Johnson likens Google Glass to the first time he saw the World Wide Web on a Mosaic browser, the now-ancient (in Internet time) ancestor of modern browsers.
“I remember that moment in my life and was like, holy shit, there is something here, there is a revolution coming,” Johnson said. “I actually felt the same way when I put on my Google Glass for the first time and forced myself to use it. I thought, wow, there is something here that is going to be hard to explain to people what is coming.”
Zite the company actually started as a semantic search engine called Worio, but changed course in 2011 to focus on news with a mobile-only focus. Its new app launched in the early days of the iPad and has expanded to the iPhone, Android smartphones and Windows Phone.
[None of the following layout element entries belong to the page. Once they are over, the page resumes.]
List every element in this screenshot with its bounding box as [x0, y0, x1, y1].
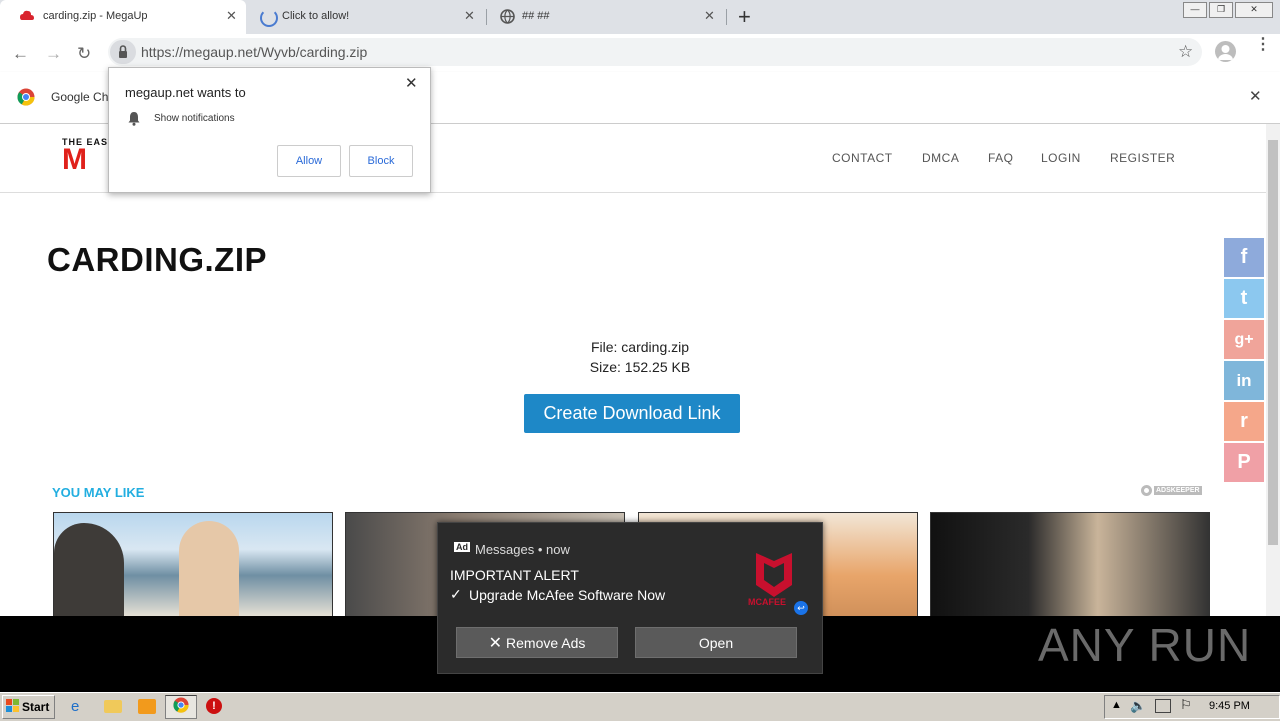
globe-icon	[500, 9, 515, 27]
reddit-icon[interactable]: r	[1224, 402, 1264, 441]
windows-logo-icon	[6, 699, 20, 715]
tab-title: carding.zip - MegaUp	[43, 10, 148, 22]
tray-expand-icon[interactable]: ▲	[1111, 699, 1122, 711]
close-tab-icon[interactable]: ✕	[226, 8, 237, 24]
ad-badge-icon: Ad	[454, 542, 470, 552]
adskeeper-icon	[1141, 485, 1152, 496]
reload-icon[interactable]: ↻	[77, 44, 91, 64]
loading-spinner-icon	[260, 9, 278, 27]
url-text[interactable]: https://megaup.net/Wyvb/carding.zip	[141, 44, 367, 60]
bookmark-star-icon[interactable]: ☆	[1178, 42, 1193, 62]
close-icon: ✕	[488, 634, 503, 652]
bell-icon	[127, 111, 141, 131]
recommended-thumbnail[interactable]	[930, 512, 1210, 618]
close-tab-icon[interactable]: ✕	[704, 8, 715, 24]
pinterest-icon[interactable]: P	[1224, 443, 1264, 482]
prompt-title: megaup.net wants to	[125, 85, 246, 100]
toast-brand: MCAFEE	[748, 597, 786, 607]
prompt-item: Show notifications	[154, 113, 235, 124]
infobar-text: Google Ch	[51, 90, 109, 104]
flag-icon[interactable]: ⚐	[1180, 697, 1192, 713]
chrome-icon	[173, 696, 189, 718]
media-player-icon[interactable]	[138, 699, 156, 714]
close-tab-icon[interactable]: ✕	[464, 8, 475, 24]
scrollbar-thumb[interactable]	[1268, 140, 1278, 545]
allow-button[interactable]: Allow	[277, 145, 341, 177]
tab-carding[interactable]: carding.zip - MegaUp ✕	[0, 0, 246, 34]
back-icon[interactable]: ←	[12, 44, 29, 64]
page-title: CARDING.ZIP	[47, 241, 267, 278]
twitter-icon[interactable]: t	[1224, 279, 1264, 318]
megaup-favicon-icon	[20, 10, 34, 22]
chrome-logo-icon	[17, 88, 35, 111]
you-may-like-heading: YOU MAY LIKE	[52, 485, 145, 500]
tab-separator	[726, 9, 727, 25]
toast-header: Messages • now	[475, 542, 570, 557]
tab-separator	[486, 9, 487, 25]
opera-icon[interactable]: !	[206, 698, 222, 714]
chrome-taskbar-button[interactable]	[165, 695, 197, 719]
internet-explorer-icon[interactable]: e	[71, 698, 89, 715]
close-prompt-icon[interactable]: ✕	[405, 74, 418, 92]
open-button[interactable]: Open	[635, 627, 797, 658]
nav-login[interactable]: LOGIN	[1041, 151, 1081, 165]
logo-letter: M	[62, 143, 87, 176]
anyrun-watermark: ANY RUN	[1038, 619, 1252, 671]
ad-notification-toast[interactable]: Ad Messages • now IMPORTANT ALERT ✓ Upgr…	[437, 522, 823, 674]
tab-title: ## ##	[522, 10, 550, 22]
volume-icon[interactable]: 🔈	[1130, 698, 1146, 714]
reply-icon: ↩	[794, 601, 808, 615]
toast-message: Upgrade McAfee Software Now	[469, 587, 666, 603]
folder-icon[interactable]	[104, 700, 122, 713]
menu-dots-icon[interactable]: ⋮	[1255, 37, 1271, 53]
network-icon[interactable]	[1155, 699, 1171, 713]
nav-register[interactable]: REGISTER	[1110, 151, 1175, 165]
adskeeper-logo[interactable]: ADSKEEPER	[1141, 485, 1202, 496]
restore-window-icon[interactable]: ❐	[1209, 2, 1233, 18]
tab-hash[interactable]: ## ## ✕	[488, 0, 724, 34]
nav-dmca[interactable]: DMCA	[922, 151, 959, 165]
minimize-window-icon[interactable]: —	[1183, 2, 1207, 18]
close-window-icon[interactable]: ✕	[1235, 2, 1273, 18]
site-logo[interactable]: THE EAS M	[62, 137, 108, 176]
nav-faq[interactable]: FAQ	[988, 151, 1014, 165]
tab-click-to-allow[interactable]: Click to allow! ✕	[248, 0, 484, 34]
file-name: File: carding.zip	[590, 339, 690, 355]
tab-title: Click to allow!	[282, 10, 350, 22]
remove-ads-label: Remove Ads	[506, 634, 586, 651]
start-button[interactable]: Start	[2, 695, 55, 719]
linkedin-icon[interactable]: in	[1224, 361, 1264, 400]
create-download-link-button[interactable]: Create Download Link	[524, 394, 740, 433]
forward-icon[interactable]: →	[45, 44, 62, 64]
block-button[interactable]: Block	[349, 145, 413, 177]
start-label: Start	[22, 700, 50, 714]
toast-alert: IMPORTANT ALERT	[450, 567, 579, 583]
new-tab-icon[interactable]: +	[738, 4, 751, 30]
file-size: Size: 152.25 KB	[589, 359, 691, 375]
lock-icon[interactable]	[110, 40, 136, 64]
profile-avatar-icon[interactable]	[1215, 41, 1236, 62]
close-infobar-icon[interactable]: ✕	[1249, 87, 1262, 105]
google-plus-icon[interactable]: g+	[1224, 320, 1264, 359]
adskeeper-label: ADSKEEPER	[1154, 486, 1202, 495]
recommended-thumbnail[interactable]	[53, 512, 333, 618]
facebook-icon[interactable]: f	[1224, 238, 1264, 277]
nav-contact[interactable]: CONTACT	[832, 151, 893, 165]
remove-ads-button[interactable]: ✕ Remove Ads	[456, 627, 618, 658]
checkmark-icon: ✓	[450, 586, 462, 602]
clock[interactable]: 9:45 PM	[1209, 700, 1250, 712]
notification-permission-prompt: megaup.net wants to ✕ Show notifications…	[108, 67, 431, 193]
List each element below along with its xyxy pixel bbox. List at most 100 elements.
Google Glass is a natural extension of that approach—albeit one heavily influenced by Johnson’s belief that Glass is just really cool.
The other reason to develop for Glass—the fear of missing out—also plays a factor. Internet disruption caught the media industry unprepared. With mobile now ascendant, media companies don’t want to miss the boat again. If that means building for platforms that ultimately may have no meaningful consumer adoption, so be it. It's better to cover the bases early than be the company that has to catch up to everyone else.
Zite is also bringing version 2.0 to Android
“I really want to be in early on that,” Johnson said. “I think it is important for us to be experimenting on these platforms which are going to be critical for people getting their news and information. And I want to make sure that as this revolution comes about, we are going to understand what consumers want and are going to be prepared for when Google Glass and other kinds of wearables like watches and whatnot become mainstream.”